What is the best way to open a sterling account even though you are resident of the republic of Ireland.


----------



## Slim (8 Dec 2008)

I use AngloIrish Bank who set up a sterling account for me. Very satisfactory service. Otherwise I would go into Derry and call in to a building society.

Slim

I have no connection with Anglo except as a customer.


----------



## gInvestor (10 Dec 2008)

Guys, I filled out the new account (fixed rate bond) and expecting (for quiet a while) the application form. I assume that the account may be opened with a bank draft but where is the best place to get the best rate of exchange ?


----------



## roker (10 Dec 2008)

I am trying to get my private UK pension paid in sterling.
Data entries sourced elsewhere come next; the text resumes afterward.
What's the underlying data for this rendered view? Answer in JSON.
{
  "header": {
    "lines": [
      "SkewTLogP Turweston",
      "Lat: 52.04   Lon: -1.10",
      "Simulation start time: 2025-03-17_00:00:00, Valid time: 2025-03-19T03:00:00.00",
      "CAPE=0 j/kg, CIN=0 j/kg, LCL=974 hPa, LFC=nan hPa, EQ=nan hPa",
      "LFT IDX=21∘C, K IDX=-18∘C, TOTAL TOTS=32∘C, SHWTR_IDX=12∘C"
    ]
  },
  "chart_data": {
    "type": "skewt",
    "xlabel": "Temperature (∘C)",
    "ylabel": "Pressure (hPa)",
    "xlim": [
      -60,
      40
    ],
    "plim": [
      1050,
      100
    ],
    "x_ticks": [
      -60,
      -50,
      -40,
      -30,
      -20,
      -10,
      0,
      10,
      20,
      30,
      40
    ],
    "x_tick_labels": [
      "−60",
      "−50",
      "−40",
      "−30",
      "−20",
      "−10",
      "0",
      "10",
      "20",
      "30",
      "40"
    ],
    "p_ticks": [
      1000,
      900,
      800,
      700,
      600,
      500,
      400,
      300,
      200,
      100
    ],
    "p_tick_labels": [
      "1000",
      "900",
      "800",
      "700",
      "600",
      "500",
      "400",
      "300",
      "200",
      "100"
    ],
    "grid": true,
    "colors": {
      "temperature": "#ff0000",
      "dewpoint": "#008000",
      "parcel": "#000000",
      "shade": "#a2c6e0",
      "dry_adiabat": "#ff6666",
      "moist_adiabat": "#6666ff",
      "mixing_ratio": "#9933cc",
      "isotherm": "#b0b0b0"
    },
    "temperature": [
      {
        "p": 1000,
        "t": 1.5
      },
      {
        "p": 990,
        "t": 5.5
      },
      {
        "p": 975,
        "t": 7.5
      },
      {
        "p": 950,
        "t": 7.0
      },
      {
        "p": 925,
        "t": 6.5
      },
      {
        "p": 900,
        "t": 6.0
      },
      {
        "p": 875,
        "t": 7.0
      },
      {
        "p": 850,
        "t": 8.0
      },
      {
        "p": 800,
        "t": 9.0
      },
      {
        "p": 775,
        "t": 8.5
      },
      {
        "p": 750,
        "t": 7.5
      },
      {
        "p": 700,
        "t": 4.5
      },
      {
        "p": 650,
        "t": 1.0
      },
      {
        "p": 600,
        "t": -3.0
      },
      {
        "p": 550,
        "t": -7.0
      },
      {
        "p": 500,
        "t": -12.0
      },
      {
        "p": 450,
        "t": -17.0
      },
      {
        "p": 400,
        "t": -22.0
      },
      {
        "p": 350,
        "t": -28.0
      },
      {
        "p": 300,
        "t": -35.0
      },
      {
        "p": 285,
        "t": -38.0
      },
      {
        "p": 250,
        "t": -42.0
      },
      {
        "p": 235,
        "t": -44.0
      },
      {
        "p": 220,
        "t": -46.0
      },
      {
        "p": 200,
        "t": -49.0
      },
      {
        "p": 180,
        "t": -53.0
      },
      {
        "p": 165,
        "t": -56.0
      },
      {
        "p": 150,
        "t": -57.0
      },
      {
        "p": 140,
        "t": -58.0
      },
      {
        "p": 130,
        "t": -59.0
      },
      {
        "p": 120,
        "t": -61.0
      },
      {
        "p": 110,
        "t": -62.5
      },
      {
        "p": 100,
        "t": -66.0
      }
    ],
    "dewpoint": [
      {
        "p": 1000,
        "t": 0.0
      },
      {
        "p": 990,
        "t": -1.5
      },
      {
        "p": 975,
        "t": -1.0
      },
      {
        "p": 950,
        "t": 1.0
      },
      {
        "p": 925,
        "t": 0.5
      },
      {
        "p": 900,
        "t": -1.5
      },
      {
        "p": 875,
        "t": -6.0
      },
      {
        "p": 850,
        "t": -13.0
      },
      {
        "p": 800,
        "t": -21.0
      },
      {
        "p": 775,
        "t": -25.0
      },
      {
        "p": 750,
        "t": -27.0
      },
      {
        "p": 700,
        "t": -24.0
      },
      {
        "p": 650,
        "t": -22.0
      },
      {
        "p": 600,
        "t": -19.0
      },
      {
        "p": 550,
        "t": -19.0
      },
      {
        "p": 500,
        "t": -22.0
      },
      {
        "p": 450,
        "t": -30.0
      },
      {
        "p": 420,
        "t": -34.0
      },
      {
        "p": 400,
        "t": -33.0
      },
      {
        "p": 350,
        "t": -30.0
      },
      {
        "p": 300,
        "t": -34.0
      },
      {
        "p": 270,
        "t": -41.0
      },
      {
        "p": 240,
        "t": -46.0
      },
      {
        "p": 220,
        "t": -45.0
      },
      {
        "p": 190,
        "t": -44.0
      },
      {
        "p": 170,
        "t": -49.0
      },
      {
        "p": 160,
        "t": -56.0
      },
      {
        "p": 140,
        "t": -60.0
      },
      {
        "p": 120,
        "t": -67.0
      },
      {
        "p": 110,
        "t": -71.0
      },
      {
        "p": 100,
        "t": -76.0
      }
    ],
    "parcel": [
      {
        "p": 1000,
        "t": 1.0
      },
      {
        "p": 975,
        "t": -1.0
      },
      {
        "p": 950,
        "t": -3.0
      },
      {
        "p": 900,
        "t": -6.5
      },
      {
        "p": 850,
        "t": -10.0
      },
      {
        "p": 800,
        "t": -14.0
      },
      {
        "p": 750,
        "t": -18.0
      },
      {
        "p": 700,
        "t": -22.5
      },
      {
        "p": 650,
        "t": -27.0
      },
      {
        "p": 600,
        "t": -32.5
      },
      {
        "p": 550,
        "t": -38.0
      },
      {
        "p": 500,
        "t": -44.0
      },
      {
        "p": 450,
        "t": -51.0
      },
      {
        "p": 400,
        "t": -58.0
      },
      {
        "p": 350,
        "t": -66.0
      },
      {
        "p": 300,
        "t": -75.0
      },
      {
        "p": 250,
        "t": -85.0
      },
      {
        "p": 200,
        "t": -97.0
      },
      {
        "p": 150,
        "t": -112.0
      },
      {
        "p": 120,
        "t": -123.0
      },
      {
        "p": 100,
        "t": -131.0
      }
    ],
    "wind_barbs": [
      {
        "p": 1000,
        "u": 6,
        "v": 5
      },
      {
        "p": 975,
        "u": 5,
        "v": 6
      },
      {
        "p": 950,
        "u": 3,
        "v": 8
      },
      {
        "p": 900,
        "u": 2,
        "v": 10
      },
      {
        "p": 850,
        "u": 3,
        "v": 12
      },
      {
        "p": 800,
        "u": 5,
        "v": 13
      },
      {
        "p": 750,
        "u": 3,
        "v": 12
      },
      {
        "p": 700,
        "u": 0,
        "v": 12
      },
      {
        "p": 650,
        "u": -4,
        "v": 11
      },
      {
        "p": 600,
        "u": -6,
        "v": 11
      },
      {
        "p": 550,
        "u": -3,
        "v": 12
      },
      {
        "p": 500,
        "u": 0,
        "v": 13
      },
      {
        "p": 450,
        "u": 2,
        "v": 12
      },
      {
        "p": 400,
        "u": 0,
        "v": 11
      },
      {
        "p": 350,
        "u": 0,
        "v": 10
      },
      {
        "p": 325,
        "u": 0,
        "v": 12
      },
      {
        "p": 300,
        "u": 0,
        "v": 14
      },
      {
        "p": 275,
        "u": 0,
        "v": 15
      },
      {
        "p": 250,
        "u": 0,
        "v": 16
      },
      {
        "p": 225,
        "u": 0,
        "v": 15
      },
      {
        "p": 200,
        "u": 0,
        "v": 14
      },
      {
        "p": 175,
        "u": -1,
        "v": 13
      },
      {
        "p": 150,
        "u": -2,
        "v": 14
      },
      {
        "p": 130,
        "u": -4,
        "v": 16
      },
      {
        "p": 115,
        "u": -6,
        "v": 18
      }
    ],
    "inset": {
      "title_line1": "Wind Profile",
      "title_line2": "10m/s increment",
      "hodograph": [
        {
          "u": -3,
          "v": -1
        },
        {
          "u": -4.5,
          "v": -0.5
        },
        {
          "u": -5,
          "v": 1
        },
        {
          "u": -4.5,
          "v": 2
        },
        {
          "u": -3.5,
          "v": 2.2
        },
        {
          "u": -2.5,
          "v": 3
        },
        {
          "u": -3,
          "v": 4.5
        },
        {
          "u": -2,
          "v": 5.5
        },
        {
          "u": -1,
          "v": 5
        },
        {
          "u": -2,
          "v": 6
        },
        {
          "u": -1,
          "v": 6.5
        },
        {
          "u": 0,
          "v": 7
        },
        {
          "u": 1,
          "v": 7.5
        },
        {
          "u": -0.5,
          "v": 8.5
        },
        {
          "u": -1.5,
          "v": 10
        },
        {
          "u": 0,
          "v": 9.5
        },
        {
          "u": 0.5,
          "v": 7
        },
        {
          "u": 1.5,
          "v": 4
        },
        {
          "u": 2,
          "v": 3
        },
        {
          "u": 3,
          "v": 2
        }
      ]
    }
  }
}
It's easy to open a Sterling account in Ireland, Trouble is the UK pension will not send sterling out of the UK and charge each month for converting, and the UK bank will not open an account with an Irish address.
.


----------



## galway008 (16 Dec 2008)

Northern Bank will open a Sterling account for an Irish address no problem, provided you have all the necessary documentation, ESB Bill, Passport etc.


----------



## Lightning (16 Dec 2008)

galway008 said:


> Northern Bank will open a Sterling account for an Irish address no problem, provided you have all the necessary documentation, ESB Bill, Passport etc.



Is that through their Dublin branch?


----------



## romprstomper (17 Dec 2008)

can't find where to ask this so i'll try here:

how can I get a competitive rate for a largish amount of sterling? i plan to buy a car up north, a few percentage points either way will be hundres of euros.

(thanks)

[mods, please move to more appropriate section if necessary]


----------